Daily Market Update – May 5, 2014 (Close)

 

 

Daily Market Update – May 5, 2014 (Close)

I like getting the week off to a start with cash in reserve, especially when the market looks as if it may be opening up on the weak side.

What I don’t like is one of those subtle areas of discrimination that don’t allow for a level playing field.

I’m not referring to this LA Clipper and Donald Sterling story, but instead to the discrimination that allows an option contract holder the opportunity until after the market closes to elect not to participate in automatic assignment.

In this case it was JP Morgan, which closed at $55.58 and was destined for assignment at $55.50. At least that’s what any normal person would have expected to be the case.

That is until it announced some adverse news regarding forward revenues and risk in Russia.

While normally shares closing a penny or more above the strike price are automatically assigned, that’s really not accurate. Contract holders have the right to tell their brokerages not to assign shares on their behalf. The automatic assignment is referred to as “exercise by exception.” They can request an exception to that exception.

Sometimes they make that decision because they just don’t have the money to pay for the shares. Other times they just think that there’s something better they can do with their money and leverage it, to boot.

The cynic in me believes that some knew of what kind of news was to come.

When JP Morgan shares then dropped after hours to about $55 at first I felt relieved, but then I realized it’s not a fair world.

What’s galling is that brokerages have a different time cut-off for option contract holders to make that automatic assignment decision. The cut-off is after the closing bell, so that they can react to news that you can’t.

This was the second time that’s happened to me.

Once it resulted in shares being assigned that I expected to still be with me on Monday and this time it resulted in shares going unassigned.

The first time resulted in missing out on nice after hour gains and this time taking on the losses that I expected someone else would carry as a burden.

At some point I’ll get over it, especially if I can put the cash from those that were rightfully assigned to good use.

With cash up to 35%, which is down a couple of percentage points after finding JP Morgan still in my account, I’m willing to get down to about 20% this week.

Again, with a fair number of positions set to expire this week, I may instead look at next week, which happens to be the end of the May 2014 cycle for my new expirations.

In the meantime,as the market has opened with a triple digit loss, it’s not necessarily a time to just immediately jump in, even with the cash in hand. Barely a couple of hours later, though, and with no reason to have expected as such, that entire loss was reversed.

I had plan on sitting and watching a bit, listening for news and looking for any signs of stability. The news never came, but the stability did as this was one of the busiest trading Mondays I’ve had for a while It almost seemed like the old days.

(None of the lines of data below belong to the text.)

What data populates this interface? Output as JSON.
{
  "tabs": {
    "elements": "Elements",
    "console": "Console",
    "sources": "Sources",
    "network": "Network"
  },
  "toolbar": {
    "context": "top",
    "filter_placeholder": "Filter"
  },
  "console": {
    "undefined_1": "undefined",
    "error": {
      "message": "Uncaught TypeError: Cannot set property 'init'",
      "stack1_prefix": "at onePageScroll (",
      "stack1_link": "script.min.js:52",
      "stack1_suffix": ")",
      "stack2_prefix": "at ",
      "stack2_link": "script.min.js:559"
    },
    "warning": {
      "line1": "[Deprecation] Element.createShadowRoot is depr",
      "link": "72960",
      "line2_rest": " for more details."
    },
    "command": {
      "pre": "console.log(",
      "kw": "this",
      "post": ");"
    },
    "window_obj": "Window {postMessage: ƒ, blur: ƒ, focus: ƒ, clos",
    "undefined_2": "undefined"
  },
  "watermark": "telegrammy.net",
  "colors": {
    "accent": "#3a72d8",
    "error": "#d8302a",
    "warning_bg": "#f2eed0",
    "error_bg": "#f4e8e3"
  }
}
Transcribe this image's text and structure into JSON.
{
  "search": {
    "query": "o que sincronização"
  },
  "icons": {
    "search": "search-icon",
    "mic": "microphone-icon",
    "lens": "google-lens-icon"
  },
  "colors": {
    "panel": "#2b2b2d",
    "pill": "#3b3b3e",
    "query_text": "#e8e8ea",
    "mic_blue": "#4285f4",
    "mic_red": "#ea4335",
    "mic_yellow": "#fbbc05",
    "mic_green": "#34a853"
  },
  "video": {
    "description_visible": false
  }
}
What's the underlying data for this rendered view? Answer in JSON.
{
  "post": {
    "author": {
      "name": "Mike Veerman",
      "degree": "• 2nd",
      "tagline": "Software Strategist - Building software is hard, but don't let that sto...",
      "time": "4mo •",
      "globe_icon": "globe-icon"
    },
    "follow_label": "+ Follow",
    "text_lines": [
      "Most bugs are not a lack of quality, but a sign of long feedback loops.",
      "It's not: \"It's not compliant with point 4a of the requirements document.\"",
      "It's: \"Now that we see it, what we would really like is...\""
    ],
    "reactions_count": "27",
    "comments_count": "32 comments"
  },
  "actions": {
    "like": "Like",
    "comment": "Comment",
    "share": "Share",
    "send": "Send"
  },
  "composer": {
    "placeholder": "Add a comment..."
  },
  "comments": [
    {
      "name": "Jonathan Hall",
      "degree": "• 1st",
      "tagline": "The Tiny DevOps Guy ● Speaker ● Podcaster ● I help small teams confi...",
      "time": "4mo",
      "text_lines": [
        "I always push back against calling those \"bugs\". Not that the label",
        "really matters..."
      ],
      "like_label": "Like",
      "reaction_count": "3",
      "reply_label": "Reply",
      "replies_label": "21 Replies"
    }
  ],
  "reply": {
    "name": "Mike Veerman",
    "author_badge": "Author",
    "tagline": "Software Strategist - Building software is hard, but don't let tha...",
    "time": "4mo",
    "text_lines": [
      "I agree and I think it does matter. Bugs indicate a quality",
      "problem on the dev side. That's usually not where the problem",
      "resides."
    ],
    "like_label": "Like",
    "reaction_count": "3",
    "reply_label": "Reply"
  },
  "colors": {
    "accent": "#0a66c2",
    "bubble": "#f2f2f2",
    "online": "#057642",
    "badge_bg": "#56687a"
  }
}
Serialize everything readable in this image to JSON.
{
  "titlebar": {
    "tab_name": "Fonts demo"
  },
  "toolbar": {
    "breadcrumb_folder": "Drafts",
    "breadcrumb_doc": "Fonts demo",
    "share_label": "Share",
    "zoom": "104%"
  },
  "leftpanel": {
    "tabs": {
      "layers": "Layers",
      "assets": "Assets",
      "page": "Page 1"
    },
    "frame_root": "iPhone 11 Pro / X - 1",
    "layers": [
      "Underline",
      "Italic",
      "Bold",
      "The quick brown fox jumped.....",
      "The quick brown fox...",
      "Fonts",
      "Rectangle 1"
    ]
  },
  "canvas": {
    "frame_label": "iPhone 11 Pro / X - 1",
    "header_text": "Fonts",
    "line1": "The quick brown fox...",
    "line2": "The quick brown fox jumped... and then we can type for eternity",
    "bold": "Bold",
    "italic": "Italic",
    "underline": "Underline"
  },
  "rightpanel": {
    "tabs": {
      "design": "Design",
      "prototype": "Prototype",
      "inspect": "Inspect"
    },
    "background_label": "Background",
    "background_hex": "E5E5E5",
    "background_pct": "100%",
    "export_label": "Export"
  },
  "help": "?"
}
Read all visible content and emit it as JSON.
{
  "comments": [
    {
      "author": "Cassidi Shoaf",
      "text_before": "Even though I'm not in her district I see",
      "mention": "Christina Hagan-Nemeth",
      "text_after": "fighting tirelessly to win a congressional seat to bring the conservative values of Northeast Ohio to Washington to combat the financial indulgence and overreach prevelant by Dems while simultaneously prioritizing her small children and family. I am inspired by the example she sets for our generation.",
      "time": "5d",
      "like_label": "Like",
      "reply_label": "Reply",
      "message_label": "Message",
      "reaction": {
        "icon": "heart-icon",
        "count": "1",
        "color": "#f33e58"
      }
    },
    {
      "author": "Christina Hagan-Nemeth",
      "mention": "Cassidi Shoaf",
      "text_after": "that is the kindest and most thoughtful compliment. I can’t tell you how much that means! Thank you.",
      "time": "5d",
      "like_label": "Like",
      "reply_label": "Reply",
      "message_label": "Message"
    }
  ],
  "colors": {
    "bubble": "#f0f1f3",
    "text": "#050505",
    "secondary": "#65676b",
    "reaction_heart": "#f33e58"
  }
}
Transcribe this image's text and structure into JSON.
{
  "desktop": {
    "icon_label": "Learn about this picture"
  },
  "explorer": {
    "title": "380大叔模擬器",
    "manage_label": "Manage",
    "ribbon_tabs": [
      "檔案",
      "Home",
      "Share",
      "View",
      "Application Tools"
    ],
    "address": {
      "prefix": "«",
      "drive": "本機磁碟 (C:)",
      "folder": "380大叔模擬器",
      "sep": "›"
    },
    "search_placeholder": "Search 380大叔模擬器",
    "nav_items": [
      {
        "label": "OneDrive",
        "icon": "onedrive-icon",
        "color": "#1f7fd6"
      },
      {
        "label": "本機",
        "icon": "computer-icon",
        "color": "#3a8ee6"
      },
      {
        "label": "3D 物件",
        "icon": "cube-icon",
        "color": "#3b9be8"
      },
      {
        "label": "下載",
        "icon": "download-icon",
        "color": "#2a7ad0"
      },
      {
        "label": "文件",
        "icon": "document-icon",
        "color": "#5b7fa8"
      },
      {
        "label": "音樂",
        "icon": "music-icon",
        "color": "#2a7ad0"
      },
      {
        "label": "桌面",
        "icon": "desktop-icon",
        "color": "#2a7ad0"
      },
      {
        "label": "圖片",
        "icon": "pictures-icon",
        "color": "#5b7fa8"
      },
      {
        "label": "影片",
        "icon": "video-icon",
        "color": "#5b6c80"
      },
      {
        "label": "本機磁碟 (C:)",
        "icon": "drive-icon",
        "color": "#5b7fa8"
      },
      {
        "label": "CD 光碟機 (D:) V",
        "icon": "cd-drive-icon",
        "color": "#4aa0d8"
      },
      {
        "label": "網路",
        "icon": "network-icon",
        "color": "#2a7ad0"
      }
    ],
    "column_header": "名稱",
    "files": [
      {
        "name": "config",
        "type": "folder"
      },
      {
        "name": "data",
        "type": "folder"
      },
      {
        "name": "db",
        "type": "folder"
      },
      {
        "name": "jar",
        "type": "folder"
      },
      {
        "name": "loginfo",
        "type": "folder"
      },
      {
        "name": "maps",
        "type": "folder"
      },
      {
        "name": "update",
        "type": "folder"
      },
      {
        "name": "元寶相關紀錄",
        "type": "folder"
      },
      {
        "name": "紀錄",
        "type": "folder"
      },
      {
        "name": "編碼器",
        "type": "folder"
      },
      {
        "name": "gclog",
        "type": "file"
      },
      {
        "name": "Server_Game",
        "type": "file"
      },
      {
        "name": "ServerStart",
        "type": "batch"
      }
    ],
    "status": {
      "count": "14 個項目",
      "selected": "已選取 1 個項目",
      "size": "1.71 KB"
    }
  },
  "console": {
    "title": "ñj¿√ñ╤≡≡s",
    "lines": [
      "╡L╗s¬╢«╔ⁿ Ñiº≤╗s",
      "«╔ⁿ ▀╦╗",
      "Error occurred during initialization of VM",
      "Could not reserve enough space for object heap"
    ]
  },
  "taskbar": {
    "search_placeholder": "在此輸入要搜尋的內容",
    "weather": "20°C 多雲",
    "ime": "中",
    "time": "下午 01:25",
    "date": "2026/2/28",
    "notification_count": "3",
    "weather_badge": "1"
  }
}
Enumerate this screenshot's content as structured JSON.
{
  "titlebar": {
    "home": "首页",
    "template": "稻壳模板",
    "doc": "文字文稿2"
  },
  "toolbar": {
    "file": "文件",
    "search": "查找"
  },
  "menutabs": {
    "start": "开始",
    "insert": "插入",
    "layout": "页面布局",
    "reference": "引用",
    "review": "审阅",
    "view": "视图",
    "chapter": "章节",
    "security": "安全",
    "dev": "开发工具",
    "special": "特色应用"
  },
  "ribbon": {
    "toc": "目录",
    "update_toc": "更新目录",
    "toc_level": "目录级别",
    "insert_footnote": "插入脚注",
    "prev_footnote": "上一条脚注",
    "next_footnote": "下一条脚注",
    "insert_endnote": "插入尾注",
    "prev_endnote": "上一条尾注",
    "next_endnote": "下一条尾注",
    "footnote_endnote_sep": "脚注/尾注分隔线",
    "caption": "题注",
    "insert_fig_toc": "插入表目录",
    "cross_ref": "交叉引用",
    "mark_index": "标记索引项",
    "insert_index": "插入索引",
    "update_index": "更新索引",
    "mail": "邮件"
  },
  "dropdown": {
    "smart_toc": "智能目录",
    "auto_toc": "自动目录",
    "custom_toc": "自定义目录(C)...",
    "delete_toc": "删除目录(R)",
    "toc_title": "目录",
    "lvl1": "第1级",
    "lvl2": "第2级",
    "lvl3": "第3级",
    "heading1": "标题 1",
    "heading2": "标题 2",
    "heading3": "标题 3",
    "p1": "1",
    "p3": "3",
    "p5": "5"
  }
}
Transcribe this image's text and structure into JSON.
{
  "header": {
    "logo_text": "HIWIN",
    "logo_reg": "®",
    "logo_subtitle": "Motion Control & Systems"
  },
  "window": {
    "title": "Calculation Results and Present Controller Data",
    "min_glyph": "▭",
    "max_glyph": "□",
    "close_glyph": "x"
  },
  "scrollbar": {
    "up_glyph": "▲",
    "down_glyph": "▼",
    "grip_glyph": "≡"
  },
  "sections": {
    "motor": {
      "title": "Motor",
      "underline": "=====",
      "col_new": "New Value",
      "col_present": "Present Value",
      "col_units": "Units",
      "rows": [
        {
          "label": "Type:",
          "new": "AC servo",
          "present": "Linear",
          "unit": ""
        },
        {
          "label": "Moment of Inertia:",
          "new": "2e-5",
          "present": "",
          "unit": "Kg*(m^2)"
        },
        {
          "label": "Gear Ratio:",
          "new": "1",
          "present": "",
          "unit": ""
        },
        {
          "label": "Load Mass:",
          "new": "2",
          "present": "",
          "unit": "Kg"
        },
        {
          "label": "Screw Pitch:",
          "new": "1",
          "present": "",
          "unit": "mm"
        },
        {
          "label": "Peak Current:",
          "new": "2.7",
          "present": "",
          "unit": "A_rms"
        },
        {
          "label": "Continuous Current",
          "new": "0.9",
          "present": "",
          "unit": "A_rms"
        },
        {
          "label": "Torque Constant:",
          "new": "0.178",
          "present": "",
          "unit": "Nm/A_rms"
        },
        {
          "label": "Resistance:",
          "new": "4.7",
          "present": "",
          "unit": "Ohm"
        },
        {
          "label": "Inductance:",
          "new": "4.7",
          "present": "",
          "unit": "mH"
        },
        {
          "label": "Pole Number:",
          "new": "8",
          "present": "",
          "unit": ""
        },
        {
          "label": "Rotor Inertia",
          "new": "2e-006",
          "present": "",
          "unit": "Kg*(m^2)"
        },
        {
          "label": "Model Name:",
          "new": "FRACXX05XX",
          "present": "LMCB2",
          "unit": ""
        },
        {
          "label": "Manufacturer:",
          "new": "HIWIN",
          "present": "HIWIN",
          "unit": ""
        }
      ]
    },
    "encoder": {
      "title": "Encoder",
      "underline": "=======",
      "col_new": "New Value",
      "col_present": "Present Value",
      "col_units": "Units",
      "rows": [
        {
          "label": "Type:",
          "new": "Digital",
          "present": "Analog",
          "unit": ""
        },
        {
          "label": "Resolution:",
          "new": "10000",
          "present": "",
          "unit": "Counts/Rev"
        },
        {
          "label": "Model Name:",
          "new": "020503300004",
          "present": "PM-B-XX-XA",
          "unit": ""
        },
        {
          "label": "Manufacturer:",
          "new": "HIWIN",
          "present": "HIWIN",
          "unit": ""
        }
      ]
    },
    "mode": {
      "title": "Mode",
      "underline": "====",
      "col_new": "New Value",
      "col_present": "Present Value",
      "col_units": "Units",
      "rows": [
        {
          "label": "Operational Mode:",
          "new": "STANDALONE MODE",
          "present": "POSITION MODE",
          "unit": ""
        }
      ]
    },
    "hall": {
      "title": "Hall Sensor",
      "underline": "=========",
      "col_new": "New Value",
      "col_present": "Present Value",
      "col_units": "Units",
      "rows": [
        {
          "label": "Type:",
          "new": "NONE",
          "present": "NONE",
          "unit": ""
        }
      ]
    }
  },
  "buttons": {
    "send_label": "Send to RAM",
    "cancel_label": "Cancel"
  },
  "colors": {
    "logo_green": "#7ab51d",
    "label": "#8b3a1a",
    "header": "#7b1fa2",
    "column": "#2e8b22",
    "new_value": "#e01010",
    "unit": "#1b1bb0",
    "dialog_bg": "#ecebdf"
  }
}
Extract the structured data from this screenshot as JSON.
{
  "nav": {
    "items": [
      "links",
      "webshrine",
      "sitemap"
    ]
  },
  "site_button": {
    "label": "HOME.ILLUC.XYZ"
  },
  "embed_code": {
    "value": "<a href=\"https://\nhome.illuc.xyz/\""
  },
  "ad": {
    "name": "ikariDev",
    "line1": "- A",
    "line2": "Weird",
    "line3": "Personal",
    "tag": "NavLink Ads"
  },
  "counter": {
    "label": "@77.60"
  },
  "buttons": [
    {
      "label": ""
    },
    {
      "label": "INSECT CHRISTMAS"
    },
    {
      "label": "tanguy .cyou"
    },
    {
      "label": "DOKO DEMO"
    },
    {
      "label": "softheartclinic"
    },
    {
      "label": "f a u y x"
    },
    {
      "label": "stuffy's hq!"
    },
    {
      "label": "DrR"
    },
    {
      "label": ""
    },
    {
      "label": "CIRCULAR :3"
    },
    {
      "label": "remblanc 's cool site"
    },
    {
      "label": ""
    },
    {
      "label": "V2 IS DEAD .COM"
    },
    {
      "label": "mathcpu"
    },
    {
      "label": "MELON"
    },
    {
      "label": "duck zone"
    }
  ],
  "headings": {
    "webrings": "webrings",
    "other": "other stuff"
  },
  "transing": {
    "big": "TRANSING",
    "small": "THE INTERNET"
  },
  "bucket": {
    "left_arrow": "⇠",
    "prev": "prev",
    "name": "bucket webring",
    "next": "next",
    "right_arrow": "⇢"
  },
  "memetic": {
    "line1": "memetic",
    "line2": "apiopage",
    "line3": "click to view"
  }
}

Still, I was bothered by JP Morgan and for a while I believed that it might end up becoming the first trade of the day but its premium didn’t really reflect much in the way of risk that usually comes with any kind of large, especially unexpected movement in price. 

Making that purchase would have made me happy if the shares were replacement for the assigned ones, but I suppose I could get some satisfaction by simply booking a profit on the new shares and getting an opportunity to sell options on the old and unwanted ones. But that happiness, too, was taken away from me.

It’s beginning to sound like something out of a soap opera.